Black History Month: Celebrating Afro-Latina Celia Cruz

It's Black history month, so what better time to highlight some of the Afro-Latinas who have made our world a better place? We'll be highlighting who make a difference in our lives and have represented their African and Latino heritage with pride and love.

First up is the legendary Celia Cruz! This cubana got her start in a working class neighborhood in Havana, Cuba as one of 14 children and started singing on the radio when she was still just a teenager. But in 1950 Celia got her first big break, landing the gig as lead singer for legendary Cuban oquestra Sonora Matancera. But in 1959 she and her husband Pedro Knight refused to return to Cuba after Fidel Castro came in to power and she moved permanently to the United States.

The rest, as they say, is history. Over the years Celia Cruz worked her tail off as the lead singer for some of the best Latin bands in the world, more than earning one of her many nicknames: The Queen of Salsa.
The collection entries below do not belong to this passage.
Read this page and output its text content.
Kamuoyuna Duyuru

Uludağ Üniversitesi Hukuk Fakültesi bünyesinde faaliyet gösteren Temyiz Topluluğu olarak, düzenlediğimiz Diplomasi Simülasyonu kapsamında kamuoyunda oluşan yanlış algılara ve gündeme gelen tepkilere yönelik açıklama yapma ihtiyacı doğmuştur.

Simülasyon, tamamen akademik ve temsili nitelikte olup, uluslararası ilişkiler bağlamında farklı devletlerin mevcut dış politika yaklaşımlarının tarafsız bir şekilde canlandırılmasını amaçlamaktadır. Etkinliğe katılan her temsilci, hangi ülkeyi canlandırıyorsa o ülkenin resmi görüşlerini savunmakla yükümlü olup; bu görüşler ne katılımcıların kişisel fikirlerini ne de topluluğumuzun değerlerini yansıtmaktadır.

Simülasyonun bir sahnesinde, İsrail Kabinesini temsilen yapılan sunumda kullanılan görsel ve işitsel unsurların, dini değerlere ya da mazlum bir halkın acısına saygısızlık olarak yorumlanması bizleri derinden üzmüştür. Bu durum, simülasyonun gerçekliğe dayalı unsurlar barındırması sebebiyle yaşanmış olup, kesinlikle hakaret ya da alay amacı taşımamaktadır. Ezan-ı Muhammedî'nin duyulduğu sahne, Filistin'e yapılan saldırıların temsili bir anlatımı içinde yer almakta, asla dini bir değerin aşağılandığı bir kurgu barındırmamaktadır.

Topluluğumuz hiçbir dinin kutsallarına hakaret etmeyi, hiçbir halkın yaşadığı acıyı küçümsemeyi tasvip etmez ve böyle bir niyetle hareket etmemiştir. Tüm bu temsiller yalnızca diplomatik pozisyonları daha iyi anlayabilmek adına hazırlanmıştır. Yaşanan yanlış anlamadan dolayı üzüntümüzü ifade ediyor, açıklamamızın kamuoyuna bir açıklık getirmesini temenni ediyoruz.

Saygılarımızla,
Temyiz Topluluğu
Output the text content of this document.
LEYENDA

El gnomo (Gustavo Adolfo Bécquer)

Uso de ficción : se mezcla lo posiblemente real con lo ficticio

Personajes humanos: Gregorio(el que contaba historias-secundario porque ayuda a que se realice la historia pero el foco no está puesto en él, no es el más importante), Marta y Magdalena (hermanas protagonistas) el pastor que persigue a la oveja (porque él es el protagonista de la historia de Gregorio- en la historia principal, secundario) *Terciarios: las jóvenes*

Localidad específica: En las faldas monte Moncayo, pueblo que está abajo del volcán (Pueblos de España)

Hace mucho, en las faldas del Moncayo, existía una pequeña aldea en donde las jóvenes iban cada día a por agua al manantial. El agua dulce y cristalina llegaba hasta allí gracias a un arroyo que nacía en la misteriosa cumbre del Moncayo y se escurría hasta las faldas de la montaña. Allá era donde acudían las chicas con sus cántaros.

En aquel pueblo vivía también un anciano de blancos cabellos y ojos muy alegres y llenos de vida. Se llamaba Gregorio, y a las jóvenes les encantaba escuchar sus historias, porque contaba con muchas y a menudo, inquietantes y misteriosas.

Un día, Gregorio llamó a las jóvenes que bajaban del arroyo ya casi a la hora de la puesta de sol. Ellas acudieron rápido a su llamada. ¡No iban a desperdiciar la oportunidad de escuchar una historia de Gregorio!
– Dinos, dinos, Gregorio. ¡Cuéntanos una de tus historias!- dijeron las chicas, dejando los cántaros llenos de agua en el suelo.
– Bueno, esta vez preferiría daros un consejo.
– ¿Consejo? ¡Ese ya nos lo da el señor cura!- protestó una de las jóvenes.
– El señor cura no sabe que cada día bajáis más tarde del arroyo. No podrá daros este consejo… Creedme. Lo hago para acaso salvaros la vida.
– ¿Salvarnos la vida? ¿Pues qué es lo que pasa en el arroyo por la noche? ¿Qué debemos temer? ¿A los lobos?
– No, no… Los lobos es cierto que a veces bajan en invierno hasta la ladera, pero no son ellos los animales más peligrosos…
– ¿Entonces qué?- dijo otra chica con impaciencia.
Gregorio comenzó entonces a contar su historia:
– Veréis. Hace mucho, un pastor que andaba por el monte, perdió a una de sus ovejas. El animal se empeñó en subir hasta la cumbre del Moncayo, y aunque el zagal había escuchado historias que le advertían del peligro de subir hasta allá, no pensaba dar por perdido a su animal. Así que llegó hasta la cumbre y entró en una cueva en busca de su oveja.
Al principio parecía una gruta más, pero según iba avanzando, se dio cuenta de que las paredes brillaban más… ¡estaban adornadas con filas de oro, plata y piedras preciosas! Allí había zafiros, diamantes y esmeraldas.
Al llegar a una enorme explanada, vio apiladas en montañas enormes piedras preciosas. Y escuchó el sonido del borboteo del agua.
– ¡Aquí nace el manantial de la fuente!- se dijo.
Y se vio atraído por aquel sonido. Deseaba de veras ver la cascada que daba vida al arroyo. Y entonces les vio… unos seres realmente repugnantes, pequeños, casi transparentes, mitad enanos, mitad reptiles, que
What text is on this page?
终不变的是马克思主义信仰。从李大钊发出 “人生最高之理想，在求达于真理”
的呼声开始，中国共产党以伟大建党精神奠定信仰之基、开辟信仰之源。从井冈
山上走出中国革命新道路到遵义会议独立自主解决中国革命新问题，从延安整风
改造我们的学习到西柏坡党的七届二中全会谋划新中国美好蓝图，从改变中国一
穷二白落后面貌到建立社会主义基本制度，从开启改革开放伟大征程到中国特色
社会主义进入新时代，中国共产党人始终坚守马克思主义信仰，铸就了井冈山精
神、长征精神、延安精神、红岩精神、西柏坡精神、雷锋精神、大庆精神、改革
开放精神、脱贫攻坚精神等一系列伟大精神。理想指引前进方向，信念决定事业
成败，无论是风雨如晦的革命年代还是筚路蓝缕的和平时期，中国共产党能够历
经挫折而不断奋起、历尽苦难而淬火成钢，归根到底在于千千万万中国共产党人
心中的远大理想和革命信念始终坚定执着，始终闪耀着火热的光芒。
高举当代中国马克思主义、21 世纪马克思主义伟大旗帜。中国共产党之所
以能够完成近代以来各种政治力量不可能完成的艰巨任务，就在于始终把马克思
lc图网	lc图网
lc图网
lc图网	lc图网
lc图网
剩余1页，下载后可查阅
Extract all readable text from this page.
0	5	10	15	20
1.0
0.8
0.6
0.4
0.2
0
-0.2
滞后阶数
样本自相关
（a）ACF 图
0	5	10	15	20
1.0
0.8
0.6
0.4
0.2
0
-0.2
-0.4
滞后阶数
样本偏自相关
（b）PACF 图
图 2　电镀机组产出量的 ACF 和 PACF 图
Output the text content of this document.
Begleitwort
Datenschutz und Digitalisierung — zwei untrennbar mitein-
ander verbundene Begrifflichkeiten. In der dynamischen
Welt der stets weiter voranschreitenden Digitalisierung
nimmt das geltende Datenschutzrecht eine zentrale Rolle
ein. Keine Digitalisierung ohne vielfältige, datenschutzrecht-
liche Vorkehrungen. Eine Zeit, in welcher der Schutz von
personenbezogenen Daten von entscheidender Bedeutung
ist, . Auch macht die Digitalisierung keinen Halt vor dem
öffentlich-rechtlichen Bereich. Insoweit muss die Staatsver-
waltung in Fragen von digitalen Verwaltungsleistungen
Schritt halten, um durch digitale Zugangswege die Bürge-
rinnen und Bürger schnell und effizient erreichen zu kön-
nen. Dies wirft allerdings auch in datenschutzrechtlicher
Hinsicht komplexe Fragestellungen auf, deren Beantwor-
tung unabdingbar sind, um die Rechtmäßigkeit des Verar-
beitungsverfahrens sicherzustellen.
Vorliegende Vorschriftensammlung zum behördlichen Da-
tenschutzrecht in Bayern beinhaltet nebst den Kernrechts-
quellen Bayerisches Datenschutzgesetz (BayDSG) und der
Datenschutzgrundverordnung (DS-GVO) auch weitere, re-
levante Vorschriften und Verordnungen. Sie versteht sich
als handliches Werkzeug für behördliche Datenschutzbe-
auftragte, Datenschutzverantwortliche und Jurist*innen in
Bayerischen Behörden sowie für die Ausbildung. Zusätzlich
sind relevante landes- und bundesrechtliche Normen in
But it was her stint with the Fania All stars that really brought Celia Cruz to a worldwide audience. Though she recorded eight albums with timbalero Tito Puente in the late 60s and early 70s, they weren't as popular as expected. It was her partnership with Johnny Pacheco and Larry Harlow that really introduced the world to Celia as the "Azucar" shouting, crazy-heel wearing, fierce guarachera with a huge voice that we all know and love.

Cruz finally won her first Grammy award in 1990 for Best Tropical Latin Performance for her song with Ray Barretto, "Ritmo en el corazon" (of seven total in her career) and was awarded the National Medal of the Arts just four years later by President Bill Clinton. She passed away in 2003 of a cancerous brain tumor and was mourned by hundreds of thousands of people.

Recognizing her vital contributions to the Latino community and the musical landscape of the United States, the National Museum of American History (administered by the Smithsonian Institution) opened an exhibit called "¡Azúcar!" in 2005, celebrating the life and career of Celia Cruz.